Dubai-based artists Ramin Haerizadeh, Rokni Haerizadeh and Hesam Rahmanian work collectively to create expansive installations composed of artworks and artefacts. Taking the form of visual poetry by incorporating and disorganising objects from the Powerhouse Museum collection, this project, includes artefacts such as Skylab space debris, a donkey’s hoof, anatomical models, ceramics, and textiles. Commissioned for the 22nd Biennale of Sydney, their project titled, I Prefer Talking to Doctors About Something Else, makes a sweeping arc across the themes of grief, the body and healing. Humans, animals, food, adornment, medicine and other technologies entwine in this visual composition, which includes the video work, Porkhani, by fellow Iranian artists Javad Azimi and Hamid Hosseini.
In considering this installation as visual poetry – as a form of reading and being in the world – the process has involved selecting handcrafted objects in dialogue with industrial and technological ones.
My Shadow and the earth’s
Come down toward me, sky, come rest
in my narrow grave,
on my wide brow,
and become faceless and without hands,
without rattle in your throat, without a pulse.

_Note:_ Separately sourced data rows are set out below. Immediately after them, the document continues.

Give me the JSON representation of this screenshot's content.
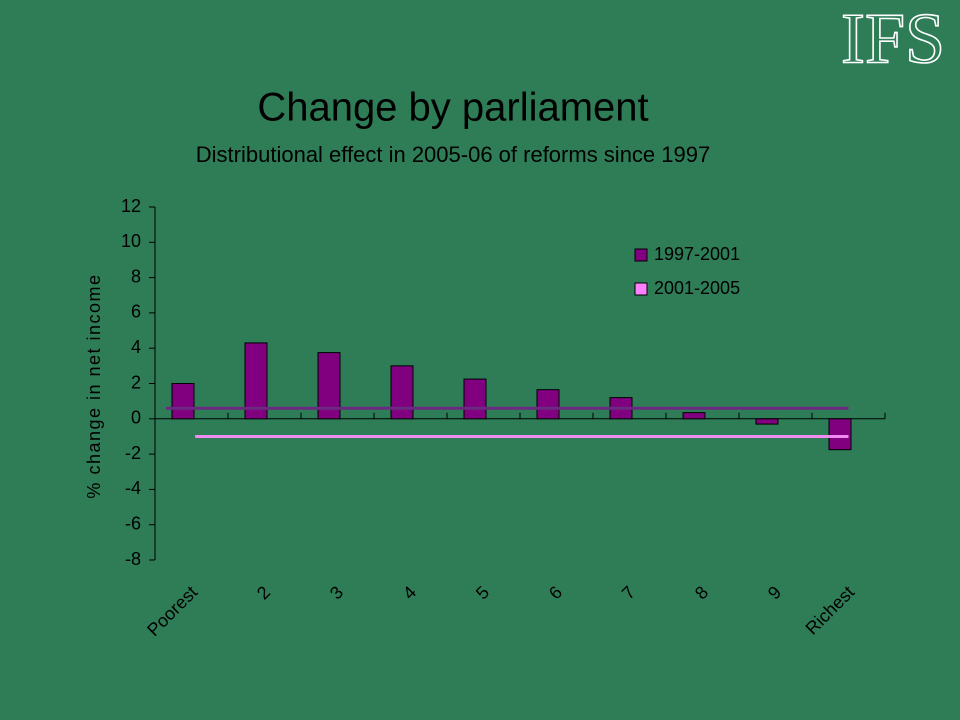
{
  "logo": "IFS",
  "chart_data": {
    "type": "bar",
    "title": "Change by parliament",
    "subtitle": "Distributional effect in 2005-06 of reforms since 1997",
    "y_label": "% change in net income",
    "categories": [
      "Poorest",
      "2",
      "3",
      "4",
      "5",
      "6",
      "7",
      "8",
      "9",
      "Richest"
    ],
    "series": [
      {
        "name": "1997-2001",
        "color": "#800080",
        "values": [
          2.0,
          4.3,
          3.75,
          3.0,
          2.25,
          1.65,
          1.2,
          0.35,
          -0.3,
          -1.75
        ],
        "line": 0.6,
        "line_color": "#6b2a80"
      },
      {
        "name": "2001-2005",
        "color": "#ff80ff",
        "values": [
          null,
          null,
          null,
          null,
          null,
          null,
          null,
          null,
          null,
          null
        ],
        "line": -1.0,
        "line_color": "#f08cf0"
      }
    ],
    "ylim": [
      -8,
      12
    ],
    "yticks": [
      -8,
      -6,
      -4,
      -2,
      0,
      2,
      4,
      6,
      8,
      10,
      12
    ]
  }
}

Come down, draw your shape as two,
my shadow and the earth’s.

The multiplicity of objects (there are 89 collection objects in total) are juxtaposed with various writings – scientific texts have been chosen to coexist with poetry and philosophy.

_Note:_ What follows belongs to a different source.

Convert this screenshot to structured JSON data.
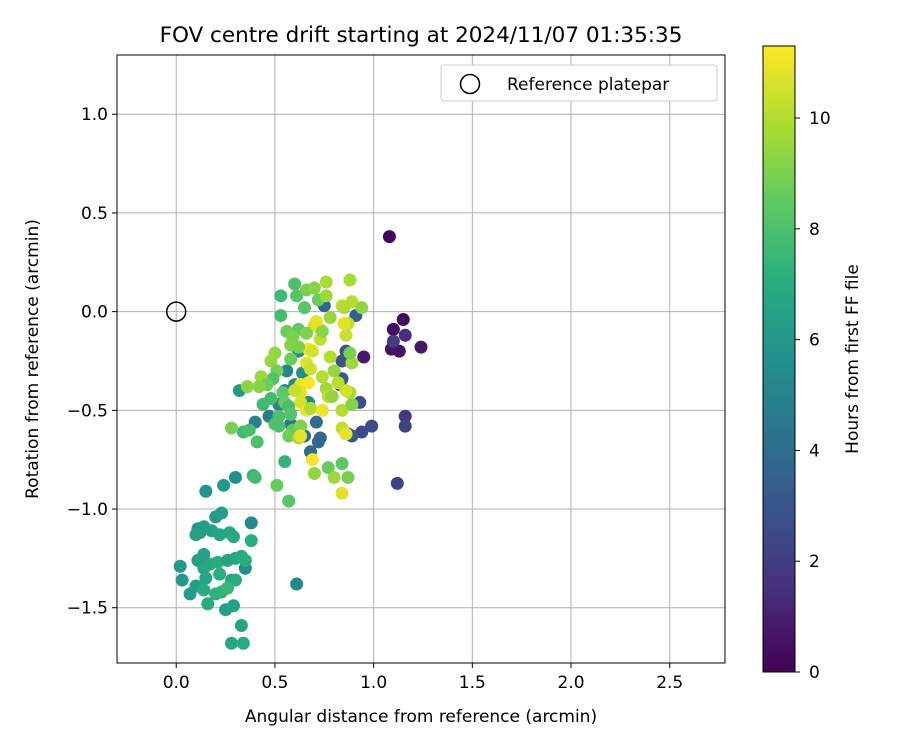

Through the layering of materiality, knowledge and information, we strived to create an environment in which reading poetry and other discursive modes are equally as important as experiencing the objects on display. Along with the objects and their didactics, texts by various poets, writers and thinkers on the subjects of grief, hole theory, otherness and natural history are included, such as Adonis, Wisława Szymborska, Judith Butler and Walter Benjamin.
The sensory experience is amplified by walls painted in fluorescent yellow, with a thin strip of a glowing light snaking through the space, inspired by daily urban life and its current sense of urgency. In some places emergency tape is strung up.

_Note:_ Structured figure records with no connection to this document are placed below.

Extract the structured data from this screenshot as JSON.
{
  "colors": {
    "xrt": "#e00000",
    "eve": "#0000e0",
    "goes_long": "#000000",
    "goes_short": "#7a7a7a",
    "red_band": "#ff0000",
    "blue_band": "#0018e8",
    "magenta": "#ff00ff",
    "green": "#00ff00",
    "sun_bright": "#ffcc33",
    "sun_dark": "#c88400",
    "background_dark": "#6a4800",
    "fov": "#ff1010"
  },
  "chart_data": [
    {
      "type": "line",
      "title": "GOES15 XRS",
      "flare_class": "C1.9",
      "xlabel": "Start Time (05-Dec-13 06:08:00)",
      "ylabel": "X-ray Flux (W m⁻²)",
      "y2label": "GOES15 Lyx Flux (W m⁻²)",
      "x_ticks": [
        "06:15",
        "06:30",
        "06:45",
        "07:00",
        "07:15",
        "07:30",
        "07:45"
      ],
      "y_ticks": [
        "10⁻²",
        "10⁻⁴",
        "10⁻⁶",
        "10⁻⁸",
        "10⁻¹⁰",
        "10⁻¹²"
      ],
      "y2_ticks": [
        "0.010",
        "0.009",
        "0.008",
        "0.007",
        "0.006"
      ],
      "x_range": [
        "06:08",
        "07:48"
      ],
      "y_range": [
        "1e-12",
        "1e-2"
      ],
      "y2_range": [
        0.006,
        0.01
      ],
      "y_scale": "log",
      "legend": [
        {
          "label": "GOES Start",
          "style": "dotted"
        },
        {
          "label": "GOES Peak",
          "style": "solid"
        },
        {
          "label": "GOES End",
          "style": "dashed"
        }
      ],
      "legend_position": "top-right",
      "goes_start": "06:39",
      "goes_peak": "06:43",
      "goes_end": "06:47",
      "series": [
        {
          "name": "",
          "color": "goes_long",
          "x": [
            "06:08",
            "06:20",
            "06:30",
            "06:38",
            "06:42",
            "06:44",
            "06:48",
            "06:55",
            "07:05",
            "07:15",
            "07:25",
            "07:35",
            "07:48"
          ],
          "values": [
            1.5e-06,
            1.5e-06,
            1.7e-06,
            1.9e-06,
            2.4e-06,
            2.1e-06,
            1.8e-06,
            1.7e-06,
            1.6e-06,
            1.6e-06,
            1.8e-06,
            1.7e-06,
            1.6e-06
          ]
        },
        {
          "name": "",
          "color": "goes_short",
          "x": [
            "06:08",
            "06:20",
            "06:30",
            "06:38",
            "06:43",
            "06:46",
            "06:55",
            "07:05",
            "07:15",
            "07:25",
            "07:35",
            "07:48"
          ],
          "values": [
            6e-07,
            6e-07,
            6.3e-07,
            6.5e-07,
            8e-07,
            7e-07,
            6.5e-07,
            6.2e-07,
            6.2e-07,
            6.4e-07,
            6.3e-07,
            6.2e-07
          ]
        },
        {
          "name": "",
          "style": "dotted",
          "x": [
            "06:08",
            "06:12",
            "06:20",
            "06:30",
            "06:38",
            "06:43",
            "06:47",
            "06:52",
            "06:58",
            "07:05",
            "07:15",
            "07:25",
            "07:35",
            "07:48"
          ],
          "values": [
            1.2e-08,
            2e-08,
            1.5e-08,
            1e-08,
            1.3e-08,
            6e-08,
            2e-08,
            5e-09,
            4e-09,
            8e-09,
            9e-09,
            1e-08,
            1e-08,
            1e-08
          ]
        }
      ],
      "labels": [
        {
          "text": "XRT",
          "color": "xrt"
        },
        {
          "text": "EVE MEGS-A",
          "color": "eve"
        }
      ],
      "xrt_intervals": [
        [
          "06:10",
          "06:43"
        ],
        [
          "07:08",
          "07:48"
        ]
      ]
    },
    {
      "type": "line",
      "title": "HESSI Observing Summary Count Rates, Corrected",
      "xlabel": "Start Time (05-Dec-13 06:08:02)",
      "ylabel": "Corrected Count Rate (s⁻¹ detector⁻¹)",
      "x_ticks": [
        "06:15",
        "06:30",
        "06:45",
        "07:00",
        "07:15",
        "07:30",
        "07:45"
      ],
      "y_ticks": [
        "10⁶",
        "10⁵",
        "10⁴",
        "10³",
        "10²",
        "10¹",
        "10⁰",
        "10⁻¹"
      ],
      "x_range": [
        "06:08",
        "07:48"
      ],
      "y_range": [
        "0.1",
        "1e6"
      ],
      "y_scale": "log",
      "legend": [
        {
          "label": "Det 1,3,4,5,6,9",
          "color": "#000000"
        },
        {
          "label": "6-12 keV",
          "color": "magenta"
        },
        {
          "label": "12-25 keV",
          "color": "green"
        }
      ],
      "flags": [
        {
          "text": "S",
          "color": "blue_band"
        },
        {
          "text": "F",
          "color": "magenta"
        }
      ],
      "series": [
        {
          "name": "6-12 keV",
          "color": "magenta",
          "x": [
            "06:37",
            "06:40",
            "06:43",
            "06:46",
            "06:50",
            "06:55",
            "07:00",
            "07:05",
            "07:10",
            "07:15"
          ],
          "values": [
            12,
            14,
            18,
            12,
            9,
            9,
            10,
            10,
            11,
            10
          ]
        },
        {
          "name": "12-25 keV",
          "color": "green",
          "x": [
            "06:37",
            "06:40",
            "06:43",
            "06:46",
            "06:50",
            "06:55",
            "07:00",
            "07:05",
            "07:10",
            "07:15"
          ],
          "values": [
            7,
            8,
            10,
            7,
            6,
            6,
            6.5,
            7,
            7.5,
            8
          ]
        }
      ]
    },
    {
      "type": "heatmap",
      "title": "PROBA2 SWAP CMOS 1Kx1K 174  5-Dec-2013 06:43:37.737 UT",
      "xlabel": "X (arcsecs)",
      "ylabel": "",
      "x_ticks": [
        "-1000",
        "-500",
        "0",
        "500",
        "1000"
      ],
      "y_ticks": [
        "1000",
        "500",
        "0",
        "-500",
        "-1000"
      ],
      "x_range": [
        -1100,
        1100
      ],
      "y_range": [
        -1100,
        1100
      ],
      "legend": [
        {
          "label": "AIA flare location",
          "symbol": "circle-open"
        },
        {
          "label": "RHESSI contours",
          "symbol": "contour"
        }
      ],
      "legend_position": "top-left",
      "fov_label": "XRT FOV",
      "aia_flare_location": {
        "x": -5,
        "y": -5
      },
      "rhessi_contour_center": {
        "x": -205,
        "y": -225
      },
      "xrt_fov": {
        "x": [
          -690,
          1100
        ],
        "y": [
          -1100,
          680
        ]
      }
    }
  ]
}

Intermittently, the sound of singing permeates the installation as the video work by Azimi and Hosseini documents a Porkhani ritual – a healing ceremony performed by the Turkmen people of Northern Iran. As a form of traditional medicine, the songs and performance are rooted in ancient shamanistic beliefs to heal mental and physical illness. The ceremony in this case was conducted for the endangered Caspian seal species, which is now under threat due to hunting, over-fishing and other human-induced environmental impacts.

We have constructed a psychic and physical space that moves through grief, reflects on otherness and concludes with a healing ceremony for the wounded earth. This intrinsically collaborative process encompasses friends, museum staff and audiences.